Anche Leopardi porta i segni della sua vita, breve. Sulla sceneggiatura sua, di Angelo Pasquini e Carla Cavalluzzi, Sergio Rubini racconta un giovane che vorrebbe abbeverarsi della vita, appagare la sua sete debordante di amore, animato da uno slancio patriottico che però ha poco a che fare con i programmi dei protagonisti risorgimentali. Siamo di fronte a un Giacomo che contesta, rifiuta la clausura della famiglia e ogni schieramento che sia un compromesso con la banalità e la normalità, e vive il dissidio tra la freddezza impassibile della ragione e il fuoco di un sentimento.
È così che la biografia del poeta dell’infinto (è il sottotitolo delle serie) diventa un melodramma con un ménage a trois, lui che s’invaghisce a Firenze di Fanny Targioni Tozzetti che però s’innamora dell’amico prediletto, quell’Antonio Ranieri che lo accompagna fino alla fine. Assistiamo alla storia di un desiderio che non incontra la felicità e al ritratto di un’esistenzialista portato dai sentimenti e sul bordo del nulla.
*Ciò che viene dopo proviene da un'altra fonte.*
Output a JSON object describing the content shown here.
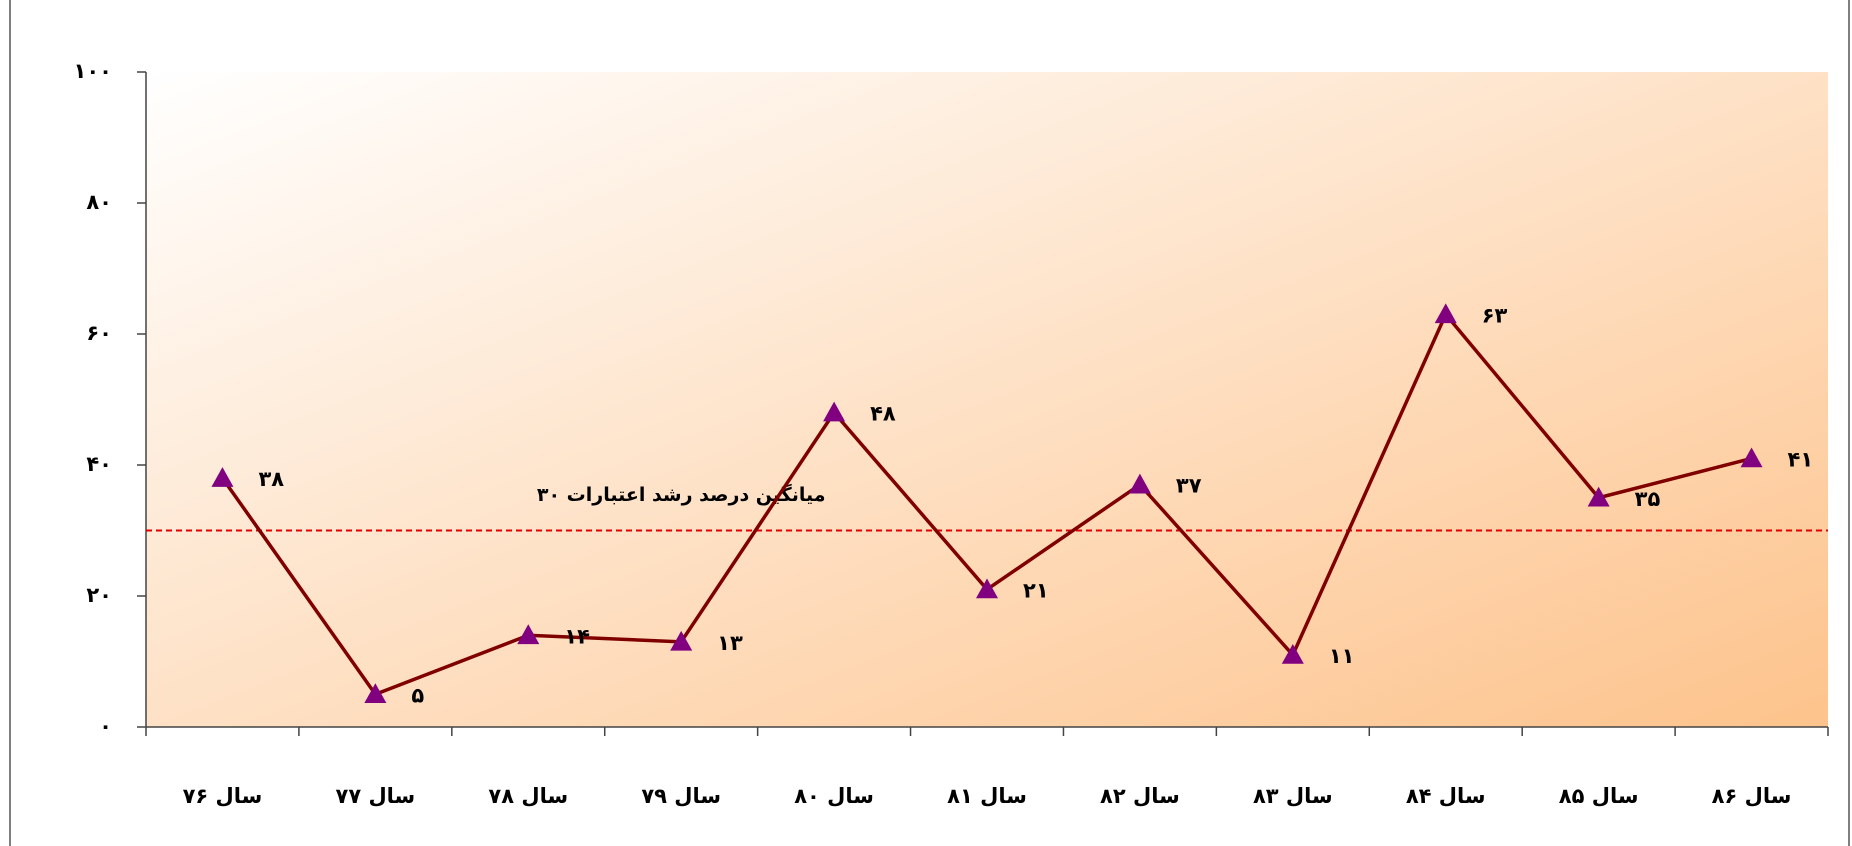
{
  "chart_data": {
    "type": "line",
    "categories": [
      "سال ۷۶",
      "سال ۷۷",
      "سال ۷۸",
      "سال ۷۹",
      "سال ۸۰",
      "سال ۸۱",
      "سال ۸۲",
      "سال ۸۳",
      "سال ۸۴",
      "سال ۸۵",
      "سال ۸۶"
    ],
    "values": [
      38,
      5,
      14,
      13,
      48,
      21,
      37,
      11,
      63,
      35,
      41
    ],
    "value_labels": [
      "۳۸",
      "۵",
      "۱۴",
      "۱۳",
      "۴۸",
      "۲۱",
      "۳۷",
      "۱۱",
      "۶۳",
      "۳۵",
      "۴۱"
    ],
    "line_color": "#800000",
    "marker_color": "#800080",
    "ylim": [
      0,
      100
    ],
    "yticks": [
      {
        "value": 0,
        "label": "۰"
      },
      {
        "value": 20,
        "label": "۲۰"
      },
      {
        "value": 40,
        "label": "۴۰"
      },
      {
        "value": 60,
        "label": "۶۰"
      },
      {
        "value": 80,
        "label": "۸۰"
      },
      {
        "value": 100,
        "label": "۱۰۰"
      }
    ],
    "reference_line": {
      "value": 30,
      "label": "میانگین درصد رشد اعتبارات ۳۰",
      "color": "#e00000"
    }
  }
}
Insomma, una bella sorpresa per chi lo ha studiato al liceo e se lo ricorda confezionato nella gabbia di certi stereotipi che prosciugavano tensioni e delle contraddizioni con cui questo Giacomo si presenta nella nostra attualità. Ai giovani soprattutto che vi potrebbero scoprire un coetaneo che ne anticipa le speranze e un duro, indomito, confronto con il mondo.
Interpreta questa sorta di Amadeus letterario Leonardo Maltese e lo fa con la freschezza naif che il personaggio richiede, con lui Alessio Boni e Valentina Cervi, i genitori, Cristiano Caccamo/Ranieri, Giusy Buscemi/Fanny, Fausto Russo Alesi/Pietro Giordani e Alessandro Preziosi, il sacerdote che con Ranieri incornicia il racconto e non vorrebbe dare sepoltura in chiesa al poeta. Il tutto in una miniserie in due serate, qualità e missione di servizio pubblico per Rai Fiction che l’ha coprodotta con Ibc movie di Beppe Caschetto.